The dollar fell to two-year lows against the euro and seven-month lows against the yen on Friday, bowed by ongoing concern over the U.S. current account gap and by weak U.S. stocks. 

The greenback has fallen 8.5 percent against the euro this year, declining four cents in just a month. It has lost nearly seven percent against the yen, raising concern that Japan could sell its currency again in a bid to help its exporters. 

"We're seeing further evidence that sentiment on the dollar has changed. We see parity (against the euro) by the end of the year," said Ryan Shea, senior international economist at BankOne. 

"The U.S. is still heavily reliant on overseas capital and this is turning fairly negative." 

At 1128 GMT, the dollar was trading at $0.9644 per euro, off a two-year low of $0.9669 as dealers booked profits on the single currency's sharp gains this week. 

The dollar fell more than three quarters of a percent to 122.27 yen, its lowest since November. 

The greenback was trading a touch above Thursday's 2-1/2 year lows against the Swiss franc of 1.52, even though the Swiss National Bank lowered its money market rate back below 1.0 percent only days after raising it. 

"Dollar weakness is still the flavor and there's no sign of the weak trend ending yet," said Russell Jones, head of foreign exchange research at Lehman Brothers 

The euro also succumbed to profit-taking against the yen, dipping to 118.12 yen after rising to a five-month high of 119.46 in Tokyo trade. 

MASSIVE DEFICIT 

Data on Thursday showed the U.S. current account deficit reached record levels in the first quarter, and U.S. stocks tumbled to new lows for the year following continuing tension in the Middle East and a number of corporate profit warnings. 

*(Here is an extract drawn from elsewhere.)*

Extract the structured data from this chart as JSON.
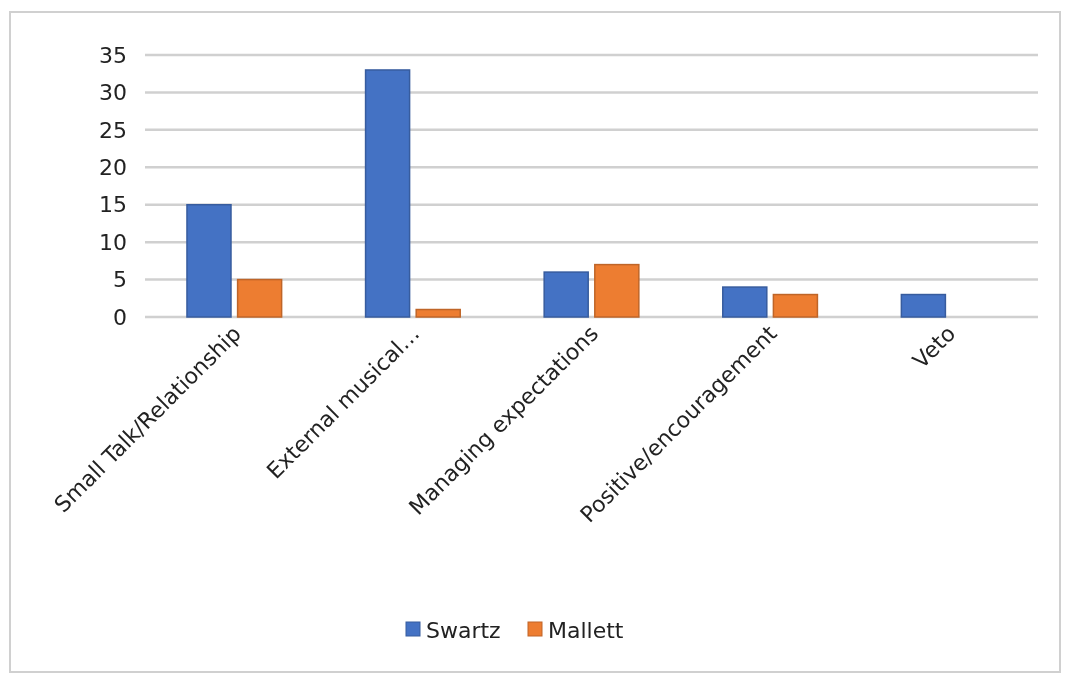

The fortunes of the dollar have been closely linked to those of ailing U.S. stocks in recent weeks, as investors lost their faith in the value of U.S. assets. 

"Everything is trading off equities now. European investors are buying less U.S. assets and it's enough to put pressure on the dollar because of the current account deficit," said Jesper Dannesboe, head of foreign exchange research at Dresdner Kleinwort Wasserstein. 

The dollar also hit 17-month lows against sterling of $1.5017. 

Dollar weakness was also pushing the London stock market lower as UK multinationals with big dollar earnings faced selling pressure. 

Traders said market conditions were thin in the aftermath of Brazil's win against England in the World Cup soccer quarter-final, and as the match between Germany and United States kicked off. 

TWITCHY ABOUT BOJ 

Sudden sharp upward moves in the dollar against the yen in both Tokyo and European trade sparked speculation that Japanese authorities may have conducted dollar-buying intervention, but traders put the moves down to nerves. 

Japan has sold yen on at least four days in the past few weeks to curb the currency's export-harming strength, most recently on June 4. 

But the dollar lost ground as dealers questioned Japan's willingness to intervene. 

"People want to sell the dollar because it is weak, but are very nervous about the Bank of Japan so they are getting very jittery," said a trader at a U.S. bank. 

Japan's top financial diplomat Haruhiko Kuroda said he was closely monitoring the forex market while Finance Minister Masajuro Shiokawa said he had a "bad feeling" about yen strength. 

Bank of Japan Governor Masaru Hayami said it was the dollar's broad-based decline that was behind the yen's rise. 

Earlier, senior Finance Ministry official Zembei Mizoguchi also said the ministry had not intervened in the market on Friday. 

"Interestingly the BOJ hasn't intervened where it last intervened and that confirms our view that they haven't drawn a line in the sand and they want to slow the pace of appreciation," said Dannesboe.